Analyze container metrics, logs, and traces
Container Insights simplifies the analysis of observable data from metrics, logs, and traces by simplifying deep linking from automatic dashboards to granular performance events, application logs (stdout/stderr), custom logs, predefined Amazon EC2 instance logs, Amazon EKS/k8s data plane logs and Amazon EKS control plane logs using CloudWatch Logs Insights’ advance query language.
Analyze Lambda metrics, logs, and traces
Lambda Insights simplifies the analysis of observable data from metrics, logs, and traces by simplifying deep linking from automatic dashboards to granular performance events, application logs, and custom logs, using CloudWatch Logs Insights’ advanced query language.
Amazon CloudWatch now includes Contributor Insights, which analyzes time-series data to provide a view of the top contributors influencing system performance.
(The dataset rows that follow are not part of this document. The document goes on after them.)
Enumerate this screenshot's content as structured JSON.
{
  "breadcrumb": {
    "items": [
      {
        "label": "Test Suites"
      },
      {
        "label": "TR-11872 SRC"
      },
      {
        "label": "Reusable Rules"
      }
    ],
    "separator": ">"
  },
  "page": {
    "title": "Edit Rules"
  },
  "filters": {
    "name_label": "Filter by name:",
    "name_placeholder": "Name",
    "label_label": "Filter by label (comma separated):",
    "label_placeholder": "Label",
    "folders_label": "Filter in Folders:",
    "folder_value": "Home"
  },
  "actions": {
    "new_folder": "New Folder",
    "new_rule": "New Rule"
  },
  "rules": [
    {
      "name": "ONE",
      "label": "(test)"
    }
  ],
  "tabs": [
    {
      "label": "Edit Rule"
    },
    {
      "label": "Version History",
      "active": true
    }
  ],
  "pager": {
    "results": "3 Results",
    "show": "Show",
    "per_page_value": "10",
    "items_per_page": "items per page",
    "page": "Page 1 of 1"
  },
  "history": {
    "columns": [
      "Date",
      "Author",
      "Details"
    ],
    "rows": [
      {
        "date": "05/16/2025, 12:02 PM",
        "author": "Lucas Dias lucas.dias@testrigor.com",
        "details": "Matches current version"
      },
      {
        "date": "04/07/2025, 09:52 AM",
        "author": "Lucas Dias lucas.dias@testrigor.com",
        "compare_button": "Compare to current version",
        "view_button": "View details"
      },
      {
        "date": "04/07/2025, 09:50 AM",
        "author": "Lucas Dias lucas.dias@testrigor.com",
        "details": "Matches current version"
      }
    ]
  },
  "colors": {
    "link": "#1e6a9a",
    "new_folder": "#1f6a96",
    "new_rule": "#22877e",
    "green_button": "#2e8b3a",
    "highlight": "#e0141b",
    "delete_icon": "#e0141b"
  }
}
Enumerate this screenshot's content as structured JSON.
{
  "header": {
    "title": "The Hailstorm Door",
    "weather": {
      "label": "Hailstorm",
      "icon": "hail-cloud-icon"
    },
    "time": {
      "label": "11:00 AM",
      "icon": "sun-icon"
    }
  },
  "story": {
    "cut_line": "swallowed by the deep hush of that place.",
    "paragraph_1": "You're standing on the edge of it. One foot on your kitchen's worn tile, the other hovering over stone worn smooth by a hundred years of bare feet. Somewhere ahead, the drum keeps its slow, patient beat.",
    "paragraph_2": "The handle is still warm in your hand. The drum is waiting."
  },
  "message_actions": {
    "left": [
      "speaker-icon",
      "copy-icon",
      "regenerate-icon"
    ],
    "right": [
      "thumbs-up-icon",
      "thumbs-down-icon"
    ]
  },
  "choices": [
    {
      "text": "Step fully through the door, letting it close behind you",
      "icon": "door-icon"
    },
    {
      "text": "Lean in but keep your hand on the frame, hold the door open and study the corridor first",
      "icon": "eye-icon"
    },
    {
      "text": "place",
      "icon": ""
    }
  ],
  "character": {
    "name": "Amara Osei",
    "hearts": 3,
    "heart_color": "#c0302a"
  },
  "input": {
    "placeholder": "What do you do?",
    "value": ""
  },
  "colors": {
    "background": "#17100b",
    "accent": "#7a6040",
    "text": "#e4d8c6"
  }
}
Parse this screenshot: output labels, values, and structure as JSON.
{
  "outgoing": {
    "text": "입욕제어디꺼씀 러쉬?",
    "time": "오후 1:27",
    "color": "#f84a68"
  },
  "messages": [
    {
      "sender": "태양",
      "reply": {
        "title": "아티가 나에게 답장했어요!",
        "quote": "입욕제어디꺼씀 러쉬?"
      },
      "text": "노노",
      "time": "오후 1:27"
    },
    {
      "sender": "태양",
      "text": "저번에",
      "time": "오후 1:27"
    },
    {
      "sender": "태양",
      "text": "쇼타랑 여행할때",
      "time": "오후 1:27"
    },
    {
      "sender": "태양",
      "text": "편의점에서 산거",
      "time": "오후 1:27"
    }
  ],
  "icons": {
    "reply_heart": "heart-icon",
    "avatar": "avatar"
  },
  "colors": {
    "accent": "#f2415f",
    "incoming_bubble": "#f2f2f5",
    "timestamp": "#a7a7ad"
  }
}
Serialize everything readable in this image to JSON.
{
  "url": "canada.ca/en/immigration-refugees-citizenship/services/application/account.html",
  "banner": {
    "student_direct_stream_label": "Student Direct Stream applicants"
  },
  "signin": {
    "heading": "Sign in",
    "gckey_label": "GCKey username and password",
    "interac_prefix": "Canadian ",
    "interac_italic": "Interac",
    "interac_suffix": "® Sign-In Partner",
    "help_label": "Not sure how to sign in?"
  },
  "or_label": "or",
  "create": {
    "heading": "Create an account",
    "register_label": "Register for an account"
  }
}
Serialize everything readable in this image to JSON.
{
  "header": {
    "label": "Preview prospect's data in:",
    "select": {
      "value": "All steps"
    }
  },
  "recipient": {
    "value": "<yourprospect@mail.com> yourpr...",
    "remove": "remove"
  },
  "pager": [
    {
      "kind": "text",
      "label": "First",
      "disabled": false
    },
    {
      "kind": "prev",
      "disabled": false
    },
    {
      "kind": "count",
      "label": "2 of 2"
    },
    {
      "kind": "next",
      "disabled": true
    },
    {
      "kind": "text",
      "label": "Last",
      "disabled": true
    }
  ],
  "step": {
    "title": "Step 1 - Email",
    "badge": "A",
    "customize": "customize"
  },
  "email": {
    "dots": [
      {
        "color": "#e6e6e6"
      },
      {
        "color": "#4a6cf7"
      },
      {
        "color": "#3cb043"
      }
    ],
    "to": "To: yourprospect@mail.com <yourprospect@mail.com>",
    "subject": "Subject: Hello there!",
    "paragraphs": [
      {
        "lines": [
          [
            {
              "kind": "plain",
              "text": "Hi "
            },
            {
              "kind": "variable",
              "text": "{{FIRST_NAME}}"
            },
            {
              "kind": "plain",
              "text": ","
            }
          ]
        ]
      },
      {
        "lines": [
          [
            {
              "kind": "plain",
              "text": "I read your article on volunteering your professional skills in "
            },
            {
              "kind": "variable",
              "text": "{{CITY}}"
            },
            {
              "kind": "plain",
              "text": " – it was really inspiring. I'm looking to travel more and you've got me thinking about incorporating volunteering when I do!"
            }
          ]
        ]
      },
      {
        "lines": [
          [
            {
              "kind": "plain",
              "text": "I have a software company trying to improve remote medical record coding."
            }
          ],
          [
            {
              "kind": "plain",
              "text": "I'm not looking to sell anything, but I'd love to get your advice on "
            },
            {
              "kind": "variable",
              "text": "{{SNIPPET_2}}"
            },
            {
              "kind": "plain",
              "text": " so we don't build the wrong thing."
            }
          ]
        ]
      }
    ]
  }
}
Once set up, Contributor Insights runs continuously without needing additional user intervention. This helps developers and operators more quickly isolate, diagnose, and remediate issues during an operational event. Contributor Insights helps you understand who or what is impacting your system and application performance, such as a specific resource, customer account, or API call. This enables you to pinpoint outliers, find the heaviest traffic patterns, and rank the most utilized system processes. You can create Contributor Insights rules to evaluate patterns in structured log events as they are sent to CloudWatch Logs, including logs from AWS services like AWS CloudTrail, Amazon Virtual Private Cloud, Amazon API Gateway, and any custom logs sent by your service or on-premises servers, such as Apache access logs. Contributor Insights will evaluate these log events in real-time and display reports that show the top contributors and number of unique contributors in a dataset. A contributor is an aggregate metric based on dimensions contained as log fields in CloudWatch Logs, such as account-id or interface-id in VPC Flow Logs, or any other custom set of dimensions. You can sort and filter contributor data based on your own custom criteria. Contributor Insights report data can be displayed on CloudWatch dashboards, graphed alongside CloudWatch metrics, and added to CloudWatch alarms.
Compliance and Security
Amazon CloudWatch is integrated with AWS Identity and Access Management (IAM) so that you can control which users and resources have permission to access your data and how they can access it.
Amazon CloudWatch Logs is also PCI and FedRamp compliant. Data is encrypted at rest and during transfer. You can also use AWS KMS encryption to encrypt your log groups for added compliance and security.